Cora sonrió para si misma antes de cerrar la puerta de la habitación, cambiándose la ropa de andar por casa por unos tacones blancos y un vestido largo de color rosa chicle, el cual se ajustaba perfectamente a su silueta, con un único tirante y dejando ver parte de su pierna derecha. Cuando estaba alargando sus manos hacia la cremallera de la parte posterior del vestido, sintió unas manos cálidas que la subieron por ella, reconociéndolas de inmediato. Tras subir su cremallera, la detective de cabello carmesí sintió cómo su cabello era apartado, dejando al descubierto su cuello, donde fueron depositados varios besos afectuosos.
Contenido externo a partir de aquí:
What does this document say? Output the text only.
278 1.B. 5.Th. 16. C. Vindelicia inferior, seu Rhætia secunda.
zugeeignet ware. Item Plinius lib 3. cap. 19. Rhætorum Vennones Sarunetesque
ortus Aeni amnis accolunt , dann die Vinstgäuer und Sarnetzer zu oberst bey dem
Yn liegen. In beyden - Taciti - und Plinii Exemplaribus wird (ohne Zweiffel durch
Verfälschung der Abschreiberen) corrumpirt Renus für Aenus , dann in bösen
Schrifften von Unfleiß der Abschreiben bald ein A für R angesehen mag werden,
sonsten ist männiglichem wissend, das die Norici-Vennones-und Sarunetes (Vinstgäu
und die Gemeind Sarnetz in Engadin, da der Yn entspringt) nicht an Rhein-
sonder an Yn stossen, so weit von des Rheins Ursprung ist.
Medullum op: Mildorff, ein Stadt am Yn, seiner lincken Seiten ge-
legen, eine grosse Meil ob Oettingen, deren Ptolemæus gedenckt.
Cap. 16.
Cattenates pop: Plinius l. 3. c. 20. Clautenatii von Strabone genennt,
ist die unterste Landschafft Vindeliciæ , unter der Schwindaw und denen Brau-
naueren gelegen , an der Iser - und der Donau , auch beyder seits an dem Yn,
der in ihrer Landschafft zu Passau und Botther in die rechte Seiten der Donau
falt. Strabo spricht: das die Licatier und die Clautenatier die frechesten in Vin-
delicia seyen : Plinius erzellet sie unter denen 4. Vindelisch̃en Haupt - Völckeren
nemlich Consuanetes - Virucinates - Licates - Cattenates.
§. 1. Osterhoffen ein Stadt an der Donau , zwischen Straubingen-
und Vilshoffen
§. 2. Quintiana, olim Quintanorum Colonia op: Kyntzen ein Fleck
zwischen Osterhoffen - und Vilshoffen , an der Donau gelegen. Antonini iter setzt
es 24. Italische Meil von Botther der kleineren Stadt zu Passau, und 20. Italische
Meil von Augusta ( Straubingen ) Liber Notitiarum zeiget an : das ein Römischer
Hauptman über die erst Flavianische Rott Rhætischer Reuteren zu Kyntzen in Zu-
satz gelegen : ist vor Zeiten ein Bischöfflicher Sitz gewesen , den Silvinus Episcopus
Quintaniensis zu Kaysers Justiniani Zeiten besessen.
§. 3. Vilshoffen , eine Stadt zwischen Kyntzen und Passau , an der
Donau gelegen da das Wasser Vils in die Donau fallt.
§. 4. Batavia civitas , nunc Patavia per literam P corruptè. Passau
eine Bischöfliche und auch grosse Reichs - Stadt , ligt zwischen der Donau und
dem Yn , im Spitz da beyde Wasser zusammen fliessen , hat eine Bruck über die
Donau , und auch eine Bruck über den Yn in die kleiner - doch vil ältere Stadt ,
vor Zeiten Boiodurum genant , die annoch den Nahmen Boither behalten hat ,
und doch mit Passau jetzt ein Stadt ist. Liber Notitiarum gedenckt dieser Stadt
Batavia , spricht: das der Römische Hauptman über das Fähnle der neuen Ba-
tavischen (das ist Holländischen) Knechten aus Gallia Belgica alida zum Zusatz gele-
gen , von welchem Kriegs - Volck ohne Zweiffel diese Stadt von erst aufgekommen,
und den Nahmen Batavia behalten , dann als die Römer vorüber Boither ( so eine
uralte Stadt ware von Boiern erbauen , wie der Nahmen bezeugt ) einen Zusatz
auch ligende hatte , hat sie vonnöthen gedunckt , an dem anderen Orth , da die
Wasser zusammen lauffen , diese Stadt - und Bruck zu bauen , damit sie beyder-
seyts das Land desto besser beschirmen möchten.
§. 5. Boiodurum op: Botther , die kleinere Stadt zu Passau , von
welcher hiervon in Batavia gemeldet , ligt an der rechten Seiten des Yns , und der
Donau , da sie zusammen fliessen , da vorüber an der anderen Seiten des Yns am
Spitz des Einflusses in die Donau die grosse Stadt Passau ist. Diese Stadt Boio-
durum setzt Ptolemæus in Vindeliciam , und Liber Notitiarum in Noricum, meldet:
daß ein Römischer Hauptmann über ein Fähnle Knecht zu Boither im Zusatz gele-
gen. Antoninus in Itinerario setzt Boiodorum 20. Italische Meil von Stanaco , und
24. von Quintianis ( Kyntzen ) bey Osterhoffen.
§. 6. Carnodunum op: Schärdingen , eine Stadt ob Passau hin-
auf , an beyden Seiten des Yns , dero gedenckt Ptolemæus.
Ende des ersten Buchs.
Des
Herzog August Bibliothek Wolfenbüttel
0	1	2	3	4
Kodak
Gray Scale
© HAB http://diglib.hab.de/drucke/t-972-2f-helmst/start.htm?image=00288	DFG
–Has llegado pronto, cariño –murmuró ella, girándose para encararlo y besar los perfectos labios de su Sherlock, quien rodeó su cintura con sus brazos, acercándola a él–. Y ya te has preparado...

–No te gusta llegar tarde, así que... –mencionó el joven de cabello rizado con una sonrisa, besándola de nuevo.

–Será mejor que nos demos prisa entonces, la boda será en una media hora –propuso la joven, caminando hacia la entrada del dormitorio, donde se detuvo, girando su rostro hacia su marido–. Y quizás pueda reservarte un baile –mencionó con cierto toque sensual antes de guiñarle el ojo, saliendo de la estancia y tomando a Hamish en brazos: la Sra. Hudson se había tomado la molestia de vestirlo para la ocasión.

A los pocos minutos de haber salido de Baker Street y tomar un taxi, los Holmes ya habían llegado al lugar de la ceremonia: una pequeña iglesia con una gran explanada de hierba fresca, donde se había colocado el arco nupcial y los asientos. Cora recordó que Hanon le había pedido que fuera su dama de honor por el vinculo que compartían, pero la pelirroja había declinado la oferta, pues prefería ver la boda desarrollarse desde el asiento de los invitados. Apenas hubieron llegado, Michael salió a recibirlos, vestido con un esmoquin negro con una flor blanca.

–Cora, bienvenida –la saludó su amigo, abrazándola–. Sherlock, un placer volver a verte –estrechó su mano derecha con una sonrisa amigable.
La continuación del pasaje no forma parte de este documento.